「何回同じこと言わせるんだ!」と叱る上司は部下より無能何度も何度も同じことを言わせる部下や後輩、あなたの周りにいませんか?

 自分としては何度も言っているはずのことが、どうして相手に伝わらないのか――。こうした苛立ちを経験したことは誰にでもあるはずです。ただ、本当に相手はあなたから「何度も言われた」と認識しているのでしょうか?

 こうした状況に陥ったときには、両者の間でコミュニケーションギャップが起きた原因を見つけ、対策を考えるべきでしょう。

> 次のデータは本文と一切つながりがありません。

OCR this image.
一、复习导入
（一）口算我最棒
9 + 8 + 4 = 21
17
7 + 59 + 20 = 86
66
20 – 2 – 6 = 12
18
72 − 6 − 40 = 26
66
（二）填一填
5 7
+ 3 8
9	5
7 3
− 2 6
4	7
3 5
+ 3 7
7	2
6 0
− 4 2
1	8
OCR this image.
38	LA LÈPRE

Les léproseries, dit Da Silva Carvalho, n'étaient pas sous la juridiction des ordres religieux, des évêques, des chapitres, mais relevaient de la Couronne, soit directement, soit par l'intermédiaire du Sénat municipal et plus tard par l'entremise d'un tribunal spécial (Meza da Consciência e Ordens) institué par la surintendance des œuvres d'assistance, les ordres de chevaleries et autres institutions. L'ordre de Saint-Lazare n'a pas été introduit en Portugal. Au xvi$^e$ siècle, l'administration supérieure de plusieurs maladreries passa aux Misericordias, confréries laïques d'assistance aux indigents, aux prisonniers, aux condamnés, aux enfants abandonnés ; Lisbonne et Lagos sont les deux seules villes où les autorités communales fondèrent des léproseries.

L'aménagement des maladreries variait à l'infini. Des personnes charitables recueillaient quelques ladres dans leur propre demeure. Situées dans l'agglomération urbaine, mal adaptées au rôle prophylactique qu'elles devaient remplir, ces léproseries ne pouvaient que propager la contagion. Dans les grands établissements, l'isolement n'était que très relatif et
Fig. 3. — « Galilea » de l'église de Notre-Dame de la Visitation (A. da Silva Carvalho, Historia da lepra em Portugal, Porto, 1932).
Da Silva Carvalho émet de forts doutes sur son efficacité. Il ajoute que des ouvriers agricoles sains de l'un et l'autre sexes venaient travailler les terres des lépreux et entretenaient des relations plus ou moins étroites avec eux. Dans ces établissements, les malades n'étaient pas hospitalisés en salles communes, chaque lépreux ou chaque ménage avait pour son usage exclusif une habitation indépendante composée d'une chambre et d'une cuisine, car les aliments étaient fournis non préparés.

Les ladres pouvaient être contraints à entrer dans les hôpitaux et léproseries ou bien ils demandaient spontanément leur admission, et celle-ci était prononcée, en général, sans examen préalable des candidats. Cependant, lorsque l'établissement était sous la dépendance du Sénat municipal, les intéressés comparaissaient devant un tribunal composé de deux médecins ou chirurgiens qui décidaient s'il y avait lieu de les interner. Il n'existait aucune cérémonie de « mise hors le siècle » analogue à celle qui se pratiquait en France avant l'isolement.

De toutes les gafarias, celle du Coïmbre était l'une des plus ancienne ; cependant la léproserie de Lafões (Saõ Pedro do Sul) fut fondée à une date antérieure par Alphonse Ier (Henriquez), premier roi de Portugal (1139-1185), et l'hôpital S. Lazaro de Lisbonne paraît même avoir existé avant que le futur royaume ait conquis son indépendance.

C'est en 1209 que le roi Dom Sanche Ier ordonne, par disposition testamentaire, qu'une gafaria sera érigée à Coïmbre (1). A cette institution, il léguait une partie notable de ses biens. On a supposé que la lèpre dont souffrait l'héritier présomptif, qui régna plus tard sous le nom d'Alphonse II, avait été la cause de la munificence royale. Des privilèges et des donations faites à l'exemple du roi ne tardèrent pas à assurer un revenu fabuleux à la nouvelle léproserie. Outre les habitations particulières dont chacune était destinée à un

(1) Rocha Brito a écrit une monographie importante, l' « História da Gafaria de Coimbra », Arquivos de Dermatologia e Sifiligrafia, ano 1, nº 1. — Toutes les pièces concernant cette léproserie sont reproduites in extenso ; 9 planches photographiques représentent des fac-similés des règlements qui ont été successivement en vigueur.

そこで今回は、「何回も言わされたつもり」になって、後輩に迷惑をかけてしまった先輩社員のケースを反面教師に、コミュニケーションギャップを起こさないための対策を考えてみましょう。

温厚なリーダー社員を
大激怒させた後輩の“失態”

「何回、同じことを言わせたらわかるんだよ!」

 我慢に我慢を重ねたつもりでしたが、耐え切れずに叱り飛ばしてしまいました。その言葉の主は、Sさん(35歳)。メーカーで代理店の営業支援をしている部署で、後輩社員数名を指導しているリーダー職です。普段は温和で、誰からも好かれる存在。これまで社内で悪い噂を聞いたことがありません。逆に、

「お人好しで、いつも損な役回りばかり社内で押し付けられている」

 と周囲に心配されるくらいです。

 そんなSさんが後輩社員を大声で叱りつけた光景には、社内の誰もが驚きました。同僚たちはもちろん、上司も気にしています。ただ、この会社はチームより個人の成長を重視する社風で、よく言えば、放任主義。悪く言えば、我関せずといった職場です。なので、Sさんに、「大声で叱るとは、何が起きたんだ?みんな心配しているぞ」と声をかけて仲介に入るような同僚は1人もいません。

 時刻は17時半。すでに定時を過ぎていました。さらに、Sさんは大声で叱ることに慣れていないため、上げた拳を下ろす方法がわからないようで、

「こうした失態は1回じゃない。先週もあったよな」

 と、過去を蒸し返すような発言で再び怒りをぶつけ続けました。そこでついに後輩が、「自分がすべて悪かったです。すみません」と謝ることで、ようやく事は収まりました。ただ、後輩は本当に自分が悪いと思っているかというと、決してそうではありません。彼は自分が早く帰るために、理不尽だなと感じていても「面倒くさいから謝ってしまおう」と合理的に考えて謝っただけでした(後輩が悪いと思えなかった理由は後段でご説明します)。